At first she looked surprised, then furious. “Really.”

“Really,” he said.

“Our entire civilization has just been gravely threatened,” she said, “and yet you want to talk about your little project? About resuscitating your…municipal militia?”

“City police,” said Gregor quickly.

She sighed. “Ah, Gregor…I know you were worried the fire had ruined your project, but trust me, that’s the last thing on everyone’s minds right now. Everyone’s probably forgotten all about it! I know I did.”

“I wanted to make you aware, Mother,” said Gregor, stung, “that I believe I am mere moments away from catching the saboteur that set the fire. I was in the Commons last night.”

Her mouth fell open. “You were in the Commons? Last night? When—”

“Yes. When all hell broke loose. I was making inquiries at the time — and was quite successful, if I might say so. I have located the thief, and will almost certainly capture them tonight. When I do so, I would like to bring them before the Tevanni council.”

“Ahhh,” she said. “You want a big, showy, public trial — to clear your name.”

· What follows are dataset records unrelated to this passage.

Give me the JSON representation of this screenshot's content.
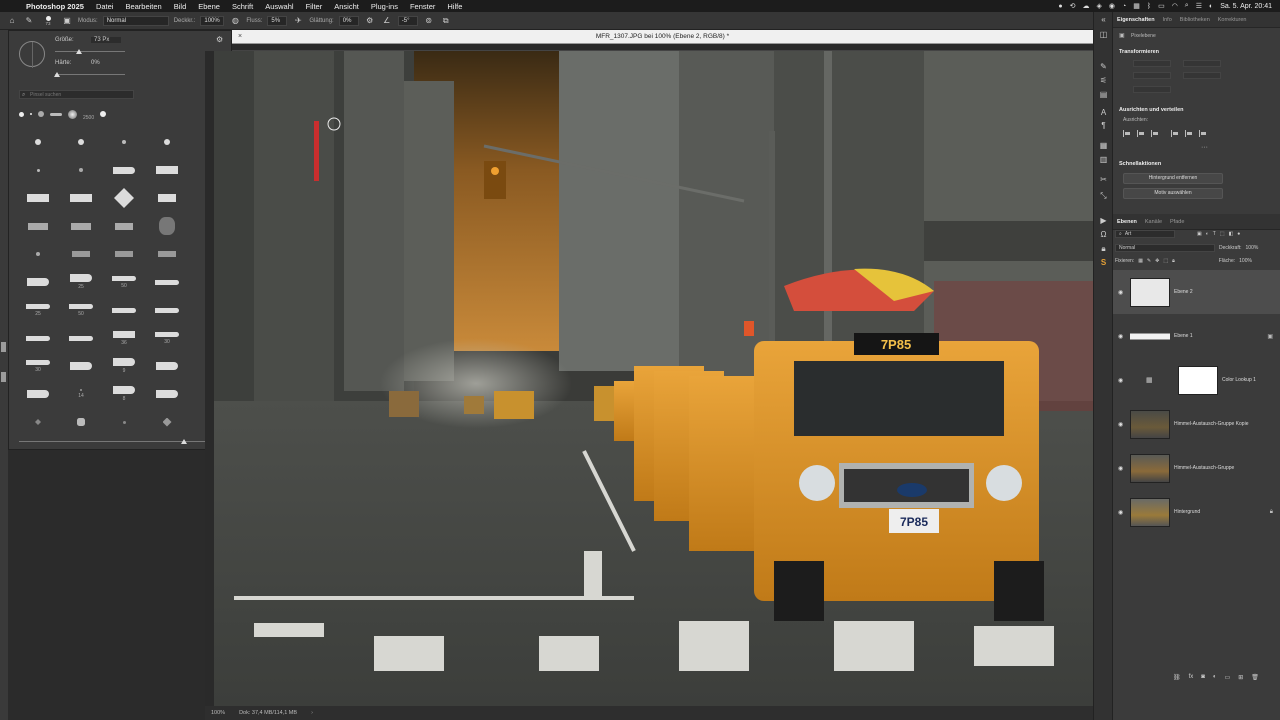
{
  "menubar": {
    "app_name": "Photoshop 2025",
    "items": [
      "Datei",
      "Bearbeiten",
      "Bild",
      "Ebene",
      "Schrift",
      "Auswahl",
      "Filter",
      "Ansicht",
      "Plug-ins",
      "Fenster",
      "Hilfe"
    ],
    "datetime": "Sa. 5. Apr. 20:41"
  },
  "options_bar": {
    "brush_size": "73",
    "mode_label": "Modus:",
    "mode_value": "Normal",
    "opacity_label": "Deckkr.:",
    "opacity_value": "100%",
    "flow_label": "Fluss:",
    "flow_value": "5%",
    "smoothing_label": "Glättung:",
    "smoothing_value": "0%",
    "angle_value": "-5°"
  },
  "brush_panel": {
    "size_label": "Größe:",
    "size_value": "73 Px",
    "hardness_label": "Härte:",
    "hardness_value": "0%",
    "search_placeholder": "Pinsel suchen",
    "recent_number": "2500",
    "brush_numbers": [
      "25",
      "50",
      "25",
      "50",
      "36",
      "30",
      "30",
      "9",
      "14",
      "8"
    ]
  },
  "document": {
    "title": "MFR_1307.JPG bei 100% (Ebene 2, RGB/8) *",
    "zoom": "100%",
    "doc_info": "Dok: 37,4 MB/114,1 MB",
    "taxi_plate": "7P85"
  },
  "properties": {
    "tabs": [
      "Eigenschaften",
      "Info",
      "Bibliotheken",
      "Korrekturen"
    ],
    "layer_type": "Pixelebene",
    "transform_title": "Transformieren",
    "align_title": "Ausrichten und verteilen",
    "align_sub": "Ausrichten:",
    "quick_actions_title": "Schnellaktionen",
    "remove_bg_label": "Hintergrund entfernen",
    "select_subject_label": "Motiv auswählen"
  },
  "layers": {
    "tabs": [
      "Ebenen",
      "Kanäle",
      "Pfade"
    ],
    "filter_kind": "Art",
    "blend_mode": "Normal",
    "opacity_label": "Deckkraft:",
    "opacity_value": "100%",
    "lock_label": "Fixieren:",
    "fill_label": "Fläche:",
    "fill_value": "100%",
    "items": [
      {
        "name": "Ebene 2"
      },
      {
        "name": "Ebene 1"
      },
      {
        "name": "Color Lookup 1"
      },
      {
        "name": "Himmel-Austausch-Gruppe Kopie"
      },
      {
        "name": "Himmel-Austausch-Gruppe"
      },
      {
        "name": "Hintergrund"
      }
    ]
  }
}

“To make it clear that the Waterwatch project is sustainable,” said Gregor. “Yes. So…if you would begin clearing the way for that process…”

She smirked. “I thought, my dear, that you didn’t like using your family access,” she said.

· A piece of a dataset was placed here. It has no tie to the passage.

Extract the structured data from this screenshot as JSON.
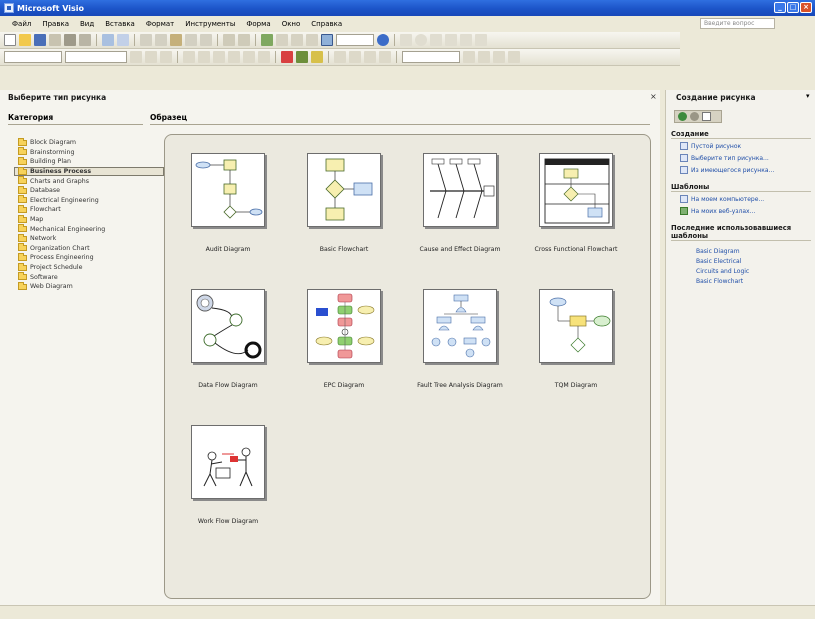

This was true. His mother was one of the major committee chairs for the Council of Tevanne. The council was entirely populated by merchant-house elites, and generally ensured that the houses didn’t excessively sabotage or plagiarize one another — though the definition of “excessively” was getting more nebulous these days. It was the closest thing the city of Tevanne had to a real government, though in Gregor’s opinion, it was not that close at all.

As such, Gregor could have used his mother’s position to press all kinds of advantages — yet he’d always refrained, thus far. But not today.

“If it is to advance the greater good of Tevanne,” said Gregor, “then I will use any means necessary.”

“Yes, yes. Gregor Dandolo, friend of the common man.” She sighed. “Odd that your solution is to start chucking so many common men in jail.”

Gregor’s natural response would have been—It is not just common men that I wish to jail. But he wasn’t so stupid as to come out and say that.